The mean pixel value change rate distribution RID in the real thermographic image dataset is 0.139. In comparison, the mean pixel value change rate distribution SID of Pre-Transformation in the synthetic thermographic image dataset is 0.347, while the mean SID of Post-Transformation is 0.086. After transformation, the mean of the synthetic thermographic image dataset moves approximately 0.155 (74%) closer to the mean of the real thermographic image dataset compared to the pre-transformation dataset. Thus, the transformation module improves the similarity between the synthetic and real thermographic image datasets in terms of their means. This demonstrates that the transformation module effectively adjusts the central tendency of the synthetic thermographic image dataset to align more closely with that of the real thermographic image dataset.
The standard deviation of the pixel value change rate distribution RID in the real thermographic image dataset is 4.193. In comparison, the standard deviation of the pixel value change rate distribution SID (Pre-Transformation) in the synthetic thermographic image dataset before transformation is 0.902, while the standard deviation of SID (Post-Transformation) after transformation is 2.201. Following the transformation, the standard deviation of the synthetic thermographic image dataset becomes approximately 1.299 (39.5%) closer to that of the real thermographic image dataset compared to the pre-transformation dataset. This indicates that the transformation module improves the similarity between the synthetic and real thermographic image datasets in terms of standard deviation.

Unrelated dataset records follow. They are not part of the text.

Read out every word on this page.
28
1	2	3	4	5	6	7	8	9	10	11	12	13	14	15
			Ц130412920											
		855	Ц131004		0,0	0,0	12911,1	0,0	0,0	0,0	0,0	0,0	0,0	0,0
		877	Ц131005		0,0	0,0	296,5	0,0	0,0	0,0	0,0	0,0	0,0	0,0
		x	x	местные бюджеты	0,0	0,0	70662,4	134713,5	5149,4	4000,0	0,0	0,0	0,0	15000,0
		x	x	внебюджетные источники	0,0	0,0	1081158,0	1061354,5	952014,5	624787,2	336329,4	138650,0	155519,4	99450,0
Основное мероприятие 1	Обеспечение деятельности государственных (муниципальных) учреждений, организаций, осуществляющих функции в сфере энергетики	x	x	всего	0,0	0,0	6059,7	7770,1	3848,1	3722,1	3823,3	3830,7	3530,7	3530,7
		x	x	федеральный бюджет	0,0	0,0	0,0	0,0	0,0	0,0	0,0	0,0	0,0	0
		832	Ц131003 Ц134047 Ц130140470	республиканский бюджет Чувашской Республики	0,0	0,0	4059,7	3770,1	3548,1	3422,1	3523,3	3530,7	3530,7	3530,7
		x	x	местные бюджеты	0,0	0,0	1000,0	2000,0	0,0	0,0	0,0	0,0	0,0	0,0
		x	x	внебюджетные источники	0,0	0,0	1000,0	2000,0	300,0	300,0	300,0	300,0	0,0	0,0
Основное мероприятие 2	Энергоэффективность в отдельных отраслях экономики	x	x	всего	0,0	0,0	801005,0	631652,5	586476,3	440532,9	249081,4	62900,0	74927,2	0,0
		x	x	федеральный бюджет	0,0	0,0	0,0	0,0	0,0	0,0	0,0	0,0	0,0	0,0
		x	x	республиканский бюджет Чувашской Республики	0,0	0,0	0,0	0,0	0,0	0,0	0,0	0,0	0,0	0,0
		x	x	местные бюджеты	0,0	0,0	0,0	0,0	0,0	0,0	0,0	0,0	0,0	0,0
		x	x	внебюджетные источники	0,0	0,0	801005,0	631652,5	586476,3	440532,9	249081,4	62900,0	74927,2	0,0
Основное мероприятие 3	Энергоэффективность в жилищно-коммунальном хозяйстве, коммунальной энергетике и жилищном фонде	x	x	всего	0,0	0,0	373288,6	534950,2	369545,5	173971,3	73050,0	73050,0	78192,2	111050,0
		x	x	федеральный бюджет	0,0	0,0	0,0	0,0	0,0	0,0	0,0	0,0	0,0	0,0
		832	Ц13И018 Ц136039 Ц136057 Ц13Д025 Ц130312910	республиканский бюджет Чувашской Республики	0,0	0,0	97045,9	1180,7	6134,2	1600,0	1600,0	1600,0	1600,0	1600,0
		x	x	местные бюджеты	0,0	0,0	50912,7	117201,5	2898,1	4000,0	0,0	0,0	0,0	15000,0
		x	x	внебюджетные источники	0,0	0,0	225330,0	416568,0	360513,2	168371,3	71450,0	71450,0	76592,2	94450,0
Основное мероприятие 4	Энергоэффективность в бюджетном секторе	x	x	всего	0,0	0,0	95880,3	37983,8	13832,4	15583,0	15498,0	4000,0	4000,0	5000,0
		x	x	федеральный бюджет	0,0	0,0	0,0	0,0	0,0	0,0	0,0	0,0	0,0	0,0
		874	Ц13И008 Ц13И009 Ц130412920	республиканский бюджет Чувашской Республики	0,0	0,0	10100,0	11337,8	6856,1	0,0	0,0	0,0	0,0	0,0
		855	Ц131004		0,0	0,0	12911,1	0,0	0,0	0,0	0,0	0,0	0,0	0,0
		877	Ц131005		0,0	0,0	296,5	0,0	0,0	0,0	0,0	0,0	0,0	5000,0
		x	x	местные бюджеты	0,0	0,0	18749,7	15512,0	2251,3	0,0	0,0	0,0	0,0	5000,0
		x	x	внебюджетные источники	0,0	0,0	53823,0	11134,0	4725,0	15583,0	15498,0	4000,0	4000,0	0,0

Since the standard deviation represents the spread of the data distribution, it can be concluded that the transformation module adjusts the distribution of the synthetic dataset to better match that of the real thermographic dataset. Across all specimen IDs, the transformation module proves to be an effective method for narrowing the gap between the synthetic and real thermographic datasets, particularly by improving their similarity in terms of the mean and the standard deviation.